The organisers of the group failed to pay the necessary respect to local sheiks, failed to enlist their protection and hospitality, and would, therefore, as in days of old, have been seen as intruders; the Bedouins may now have trucks, four-wheel drive jeeps as well as their own tanks, weapons and communications equipment, but their mentality has remained the same as ever. By not understanding territorial rules and traditional values, this particular tourist group remained outside the local infrastructure and so came to grief. Bearing in mind that at that very time British fighter planes, to their minds, had intruded and were dropping bombs further north on their brethren, isolated outbreaks of religious fanaticism were much more likely than at any other time, particularly in areas lacking the most basic educational facilities. It is as well to remember that, in their frustration at a distant government ruling ineffectively from the centre, tribes had to date carried out kidnappings chiefly in order to get the government to provide schools for their youngsters. Moreover, the victims kidnapped for a few days had always been treated excellently and released unharmed.

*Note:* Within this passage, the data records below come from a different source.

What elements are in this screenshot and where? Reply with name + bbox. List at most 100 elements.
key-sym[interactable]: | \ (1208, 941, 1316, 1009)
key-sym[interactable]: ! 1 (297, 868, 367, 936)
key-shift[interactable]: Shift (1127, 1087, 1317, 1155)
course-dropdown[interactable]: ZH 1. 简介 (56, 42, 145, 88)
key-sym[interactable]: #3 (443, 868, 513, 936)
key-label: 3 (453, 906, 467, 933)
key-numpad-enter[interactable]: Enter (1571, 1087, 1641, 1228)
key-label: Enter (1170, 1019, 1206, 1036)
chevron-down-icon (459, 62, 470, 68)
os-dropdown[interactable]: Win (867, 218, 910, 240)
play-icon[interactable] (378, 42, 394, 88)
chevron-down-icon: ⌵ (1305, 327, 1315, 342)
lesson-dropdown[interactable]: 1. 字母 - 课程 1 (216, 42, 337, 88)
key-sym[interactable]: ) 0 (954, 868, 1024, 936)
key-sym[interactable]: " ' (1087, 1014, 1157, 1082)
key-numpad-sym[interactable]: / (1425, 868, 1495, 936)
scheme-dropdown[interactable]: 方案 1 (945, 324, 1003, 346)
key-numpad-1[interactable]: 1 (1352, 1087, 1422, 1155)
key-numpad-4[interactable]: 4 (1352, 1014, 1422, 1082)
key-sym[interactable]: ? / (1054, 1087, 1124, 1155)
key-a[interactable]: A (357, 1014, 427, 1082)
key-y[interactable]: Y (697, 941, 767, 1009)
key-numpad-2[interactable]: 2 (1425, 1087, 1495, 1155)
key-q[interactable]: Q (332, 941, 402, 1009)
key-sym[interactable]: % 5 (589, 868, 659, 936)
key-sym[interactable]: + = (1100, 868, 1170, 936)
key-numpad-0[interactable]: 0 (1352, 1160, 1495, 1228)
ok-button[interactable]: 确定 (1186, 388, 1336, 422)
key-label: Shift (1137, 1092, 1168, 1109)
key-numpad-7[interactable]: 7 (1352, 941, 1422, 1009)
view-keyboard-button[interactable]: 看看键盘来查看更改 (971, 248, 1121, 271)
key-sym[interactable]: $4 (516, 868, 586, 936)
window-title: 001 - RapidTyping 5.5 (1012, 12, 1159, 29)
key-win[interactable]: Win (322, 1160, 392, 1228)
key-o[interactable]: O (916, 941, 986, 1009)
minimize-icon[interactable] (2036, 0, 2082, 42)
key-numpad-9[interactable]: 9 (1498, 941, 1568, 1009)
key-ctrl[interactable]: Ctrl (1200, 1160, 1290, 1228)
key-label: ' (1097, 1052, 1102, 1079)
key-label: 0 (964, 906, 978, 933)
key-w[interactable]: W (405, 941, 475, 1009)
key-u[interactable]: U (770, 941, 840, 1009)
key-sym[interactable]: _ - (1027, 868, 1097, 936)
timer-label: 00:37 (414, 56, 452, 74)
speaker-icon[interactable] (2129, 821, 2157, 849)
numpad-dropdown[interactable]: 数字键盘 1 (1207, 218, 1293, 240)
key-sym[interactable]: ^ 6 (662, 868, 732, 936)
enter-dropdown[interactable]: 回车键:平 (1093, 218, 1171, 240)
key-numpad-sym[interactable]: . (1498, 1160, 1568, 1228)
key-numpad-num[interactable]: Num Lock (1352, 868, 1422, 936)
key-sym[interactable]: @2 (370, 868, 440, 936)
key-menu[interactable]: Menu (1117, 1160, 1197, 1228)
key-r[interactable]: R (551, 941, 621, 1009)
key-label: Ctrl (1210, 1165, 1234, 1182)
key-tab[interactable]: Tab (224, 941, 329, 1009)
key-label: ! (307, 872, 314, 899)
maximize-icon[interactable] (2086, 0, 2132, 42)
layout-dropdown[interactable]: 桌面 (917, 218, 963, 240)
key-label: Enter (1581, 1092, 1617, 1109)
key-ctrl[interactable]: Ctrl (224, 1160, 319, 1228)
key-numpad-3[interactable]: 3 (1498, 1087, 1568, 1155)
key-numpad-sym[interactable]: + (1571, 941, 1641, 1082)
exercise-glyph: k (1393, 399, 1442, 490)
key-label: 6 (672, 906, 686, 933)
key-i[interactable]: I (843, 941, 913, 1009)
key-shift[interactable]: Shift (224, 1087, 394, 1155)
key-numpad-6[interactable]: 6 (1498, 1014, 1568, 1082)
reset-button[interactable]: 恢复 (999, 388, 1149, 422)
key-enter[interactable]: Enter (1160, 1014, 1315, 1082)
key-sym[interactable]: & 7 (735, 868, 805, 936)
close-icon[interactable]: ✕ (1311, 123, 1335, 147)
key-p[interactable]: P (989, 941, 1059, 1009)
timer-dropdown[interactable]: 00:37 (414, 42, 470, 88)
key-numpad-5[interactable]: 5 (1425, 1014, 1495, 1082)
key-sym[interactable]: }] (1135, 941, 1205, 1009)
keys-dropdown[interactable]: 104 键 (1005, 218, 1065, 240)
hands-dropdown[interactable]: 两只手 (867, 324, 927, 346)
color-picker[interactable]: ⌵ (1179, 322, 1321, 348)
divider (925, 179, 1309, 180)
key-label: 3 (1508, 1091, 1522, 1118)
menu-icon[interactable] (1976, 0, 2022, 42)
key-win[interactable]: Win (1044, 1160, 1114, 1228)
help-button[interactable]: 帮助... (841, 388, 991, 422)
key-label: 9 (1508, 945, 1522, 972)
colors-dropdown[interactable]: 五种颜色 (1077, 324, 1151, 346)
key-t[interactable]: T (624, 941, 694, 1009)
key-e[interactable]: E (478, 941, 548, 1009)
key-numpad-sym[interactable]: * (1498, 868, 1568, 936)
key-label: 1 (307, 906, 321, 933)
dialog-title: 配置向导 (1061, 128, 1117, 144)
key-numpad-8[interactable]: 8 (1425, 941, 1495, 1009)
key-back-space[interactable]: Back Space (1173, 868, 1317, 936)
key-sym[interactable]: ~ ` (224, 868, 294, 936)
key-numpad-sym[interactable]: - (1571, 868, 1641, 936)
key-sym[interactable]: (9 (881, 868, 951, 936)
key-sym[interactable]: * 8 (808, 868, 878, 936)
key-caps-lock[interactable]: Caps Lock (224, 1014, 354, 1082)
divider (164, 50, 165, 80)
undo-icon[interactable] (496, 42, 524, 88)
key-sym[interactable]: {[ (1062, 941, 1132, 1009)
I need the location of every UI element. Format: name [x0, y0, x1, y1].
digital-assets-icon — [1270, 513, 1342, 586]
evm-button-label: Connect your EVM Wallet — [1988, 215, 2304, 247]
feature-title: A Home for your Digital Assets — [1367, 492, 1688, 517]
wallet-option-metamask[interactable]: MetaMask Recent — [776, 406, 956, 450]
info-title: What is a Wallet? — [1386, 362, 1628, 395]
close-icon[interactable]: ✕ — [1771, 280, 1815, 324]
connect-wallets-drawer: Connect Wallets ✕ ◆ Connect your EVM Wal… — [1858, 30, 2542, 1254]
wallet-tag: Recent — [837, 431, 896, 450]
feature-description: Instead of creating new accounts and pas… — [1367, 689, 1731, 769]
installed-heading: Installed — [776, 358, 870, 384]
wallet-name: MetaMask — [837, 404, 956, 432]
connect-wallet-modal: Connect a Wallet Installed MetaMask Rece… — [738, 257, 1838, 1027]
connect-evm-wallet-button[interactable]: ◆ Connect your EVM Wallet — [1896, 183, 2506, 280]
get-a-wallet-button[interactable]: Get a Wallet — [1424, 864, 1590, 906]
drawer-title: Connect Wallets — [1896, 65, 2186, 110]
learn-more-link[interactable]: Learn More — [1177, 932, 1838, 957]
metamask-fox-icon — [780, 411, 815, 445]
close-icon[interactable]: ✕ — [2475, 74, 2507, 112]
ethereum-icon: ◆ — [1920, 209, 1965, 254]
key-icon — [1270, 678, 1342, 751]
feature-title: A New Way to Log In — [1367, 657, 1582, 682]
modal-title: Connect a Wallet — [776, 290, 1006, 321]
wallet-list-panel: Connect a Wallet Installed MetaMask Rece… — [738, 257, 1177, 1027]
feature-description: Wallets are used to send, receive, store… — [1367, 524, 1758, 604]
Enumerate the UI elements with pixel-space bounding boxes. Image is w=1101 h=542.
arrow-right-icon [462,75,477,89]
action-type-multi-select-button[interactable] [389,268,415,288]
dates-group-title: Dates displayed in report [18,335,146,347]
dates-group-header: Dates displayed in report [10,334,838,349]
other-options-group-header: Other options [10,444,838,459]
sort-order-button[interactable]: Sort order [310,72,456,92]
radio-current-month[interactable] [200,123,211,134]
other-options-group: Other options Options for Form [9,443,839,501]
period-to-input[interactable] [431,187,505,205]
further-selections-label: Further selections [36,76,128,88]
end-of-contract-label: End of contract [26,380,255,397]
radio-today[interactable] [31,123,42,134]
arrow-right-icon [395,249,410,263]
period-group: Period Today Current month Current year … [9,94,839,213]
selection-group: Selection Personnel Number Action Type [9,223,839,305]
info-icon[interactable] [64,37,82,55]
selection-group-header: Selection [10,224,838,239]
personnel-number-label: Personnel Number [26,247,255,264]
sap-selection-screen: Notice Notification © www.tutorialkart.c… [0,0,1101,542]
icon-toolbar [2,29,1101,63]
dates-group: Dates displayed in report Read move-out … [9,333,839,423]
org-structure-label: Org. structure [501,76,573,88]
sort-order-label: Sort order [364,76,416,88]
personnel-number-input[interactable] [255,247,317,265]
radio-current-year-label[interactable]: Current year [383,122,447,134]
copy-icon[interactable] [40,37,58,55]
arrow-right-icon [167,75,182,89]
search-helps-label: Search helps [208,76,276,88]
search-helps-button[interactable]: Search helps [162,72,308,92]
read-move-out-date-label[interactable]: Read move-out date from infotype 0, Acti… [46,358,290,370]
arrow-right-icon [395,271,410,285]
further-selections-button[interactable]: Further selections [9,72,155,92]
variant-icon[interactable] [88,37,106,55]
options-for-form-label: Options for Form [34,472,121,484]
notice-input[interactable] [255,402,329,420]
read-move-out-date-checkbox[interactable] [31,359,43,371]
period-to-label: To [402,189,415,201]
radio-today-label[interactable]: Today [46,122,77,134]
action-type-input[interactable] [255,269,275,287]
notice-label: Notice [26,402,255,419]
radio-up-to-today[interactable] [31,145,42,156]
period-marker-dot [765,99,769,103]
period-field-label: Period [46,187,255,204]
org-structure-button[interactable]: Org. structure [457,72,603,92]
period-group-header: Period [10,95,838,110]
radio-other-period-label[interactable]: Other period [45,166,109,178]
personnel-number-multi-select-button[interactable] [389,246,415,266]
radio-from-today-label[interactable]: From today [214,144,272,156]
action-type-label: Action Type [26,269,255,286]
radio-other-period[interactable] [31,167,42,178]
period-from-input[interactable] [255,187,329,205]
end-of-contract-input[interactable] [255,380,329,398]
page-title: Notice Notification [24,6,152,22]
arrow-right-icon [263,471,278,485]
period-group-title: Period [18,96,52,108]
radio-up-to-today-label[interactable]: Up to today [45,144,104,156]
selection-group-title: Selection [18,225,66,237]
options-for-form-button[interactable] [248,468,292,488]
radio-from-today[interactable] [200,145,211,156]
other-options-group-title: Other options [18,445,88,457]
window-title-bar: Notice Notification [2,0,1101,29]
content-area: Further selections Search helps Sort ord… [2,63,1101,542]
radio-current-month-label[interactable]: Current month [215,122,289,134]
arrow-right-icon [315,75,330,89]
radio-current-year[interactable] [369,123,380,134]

Scotland Yard, worse still FBI involvement, even with Yemeni government co-operation, will achieve nothing that could not have been achieved by more empathy with, and acceptance of, their tried and tested ways of social organisation shown by the group's organisers, rather than rashly enforcing their passage through a volatile region in another country, without due reference to the political, social, moral and religious code by which the tribes have lived in their various, staunchly defended territories for centuries, virtually unaware or dismissive of being part of a larger democracy for the last couple of decades.